Filming commenced on November 22 1963, with the principal location being the Villa Pamphili, a large house adjacent to a 1.8 km² public park. This would double for the Christian Haute Couture, with some interior sequences shot at A.T.C. Studios, Rome. The shoot would last approximately six weeks, finally wrapping on January 8 1964. This was to be the first full length giallo not to be shot in black and white, with Bava opting to film on Eastman Colour Stock and process in Technicolor. The Italian/West German investors were under the impression that the director had intended to make a routine murder mystery in the tradition of Edgar Wallace, a British crime author who had also been involved in the writing of King Kong in the thirties. But Bava had intended for the film to resemble the old giallo covers, boasting extreme colours and even more extreme violence, predominantly targeted at the female characters. In fact, in many ways Blood and Black Lace, along with Herschell Gordon Lewis’ Blood Feast, could be considered as a forerunner to the body count movies of the eighties. The nihilistic themes of the movie were evident in various shots which saw glamorous mannequin on screen alongside such immoral activities as drug taking, showing the filmmakers’ obsession with the destruction of beauty.
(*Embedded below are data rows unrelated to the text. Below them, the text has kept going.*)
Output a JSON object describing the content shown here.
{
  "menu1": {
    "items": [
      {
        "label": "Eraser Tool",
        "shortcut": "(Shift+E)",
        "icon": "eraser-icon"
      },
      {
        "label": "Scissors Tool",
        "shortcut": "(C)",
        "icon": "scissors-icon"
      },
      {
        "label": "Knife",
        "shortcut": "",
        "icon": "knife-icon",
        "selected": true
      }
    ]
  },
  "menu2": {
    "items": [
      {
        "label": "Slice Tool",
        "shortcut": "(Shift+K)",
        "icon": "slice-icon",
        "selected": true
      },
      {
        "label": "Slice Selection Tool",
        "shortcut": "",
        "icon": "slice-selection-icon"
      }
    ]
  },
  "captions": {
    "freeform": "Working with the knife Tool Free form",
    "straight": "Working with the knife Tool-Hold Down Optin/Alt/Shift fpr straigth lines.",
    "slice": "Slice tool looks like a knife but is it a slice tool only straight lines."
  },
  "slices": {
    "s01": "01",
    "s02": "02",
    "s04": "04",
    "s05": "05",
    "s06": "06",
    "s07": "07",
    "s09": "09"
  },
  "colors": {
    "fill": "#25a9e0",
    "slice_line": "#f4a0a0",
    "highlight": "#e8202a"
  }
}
Despite the movie utilising the whodunnit formula, the killer itself was not portrayed by an visible cast member but was in fact Goffredo Unger , one of Italy’s most popular stuntmen who often worked under the alias Freddy Hungar. His later work would include Lucio Fulci’s western I quattro dell’apocalisse (Four Horsemen of the Apocalypse) and the splatter classic Apocalypse domani (Cannibal Apocalypse). Much like with Michael Myers in Halloween, the killer is faceless, instead sporting a blank white mask, although the edition of a Fedora kept the image in keeping with the old murder mystery novels. Due to his lack of funds, Bava was forced to be imaginative with his cinematography (which he performed alongside Black Sunday‘s Ubaldo Terzano. For a shot which required a dolly to travel through a room amongst the models, the director instead mounted the camera on top of a child’s wagon and pushed it along by hand. Similarly, for a crane shot, a simple see-saw was used to raise the camera. Despite American International Pictures initially lined up to distribute the picture, the end result caused them to back out and so instead the US release was handled by Woolner Brothers, an independent distribution company ran by Lawrence and Bernard Woolner. All of the actor’s dialogue was dubbed in Los Angeles by Lou Moss, with each of the male characters performed by Disney voice artist Paul Frees. In both America and Italy, Blood and Black Lace was a critical failure, eventually slipping into obscurity until it resurfaced on home video in 1989. Since then, it has slowly gained the recognition it has so rightfully deserved and is now considered one of the most important movies in Italian cinema.